There is some data saved between launches of my application - a list of complex objects. When I first learned Android I assumed that the fastest way to get the app up and running would be to slap Serializable on my data classes and call it a day. It certainly got things up and running quickly, but with some serious performance issues. I never noticed this in early testing because I only saved a few objects at a time. However, when I got up to 5+ objects the system started to slow down, and at 10+ it ran like molasses. There's not normally that many objects, but it's still something to be concerned about. It's not like I was doing anything complex, however - it was simply that Serializable is that slow.

Not only that, but I had to live in constant fear of changing the data structure. If enough things changed I would have to write my own serialization processes to work with backwards compatibility. Yuck.

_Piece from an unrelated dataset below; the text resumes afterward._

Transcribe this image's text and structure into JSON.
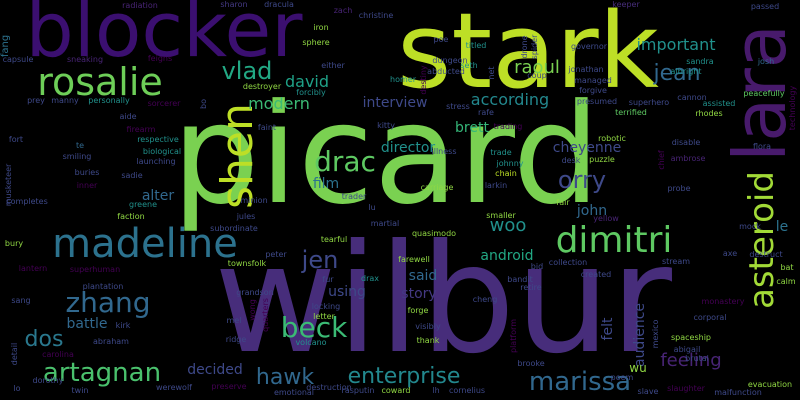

I switched to using JSON to store all my data and this decision has made my life so much better. Android comes with a good JSON library and it's pretty simple to add JSON support to classes. JSON is much, much faster than serialization and comes out with much smaller results, too (you can even GZip the results to make them smaller still). To put it in perspective, the save time is now unnoticeable, whereas I could count the seconds using Serializable; and the file size was reduced by an order of magnitude.

Not only is it better for saving data, it's a very easy way to pass data between components. When I first started, I saw three ways to pass data between components: Serializing, parceling, or storing data in the Application context. Serializing was proving too slow, parceling is really a pain in the ass, and the last solution is harder to integrate with later on (no one else can call your component). JSON has proven a much better solution - it's fast enough to get by, but not nearly the pain in the ass that Parcels are.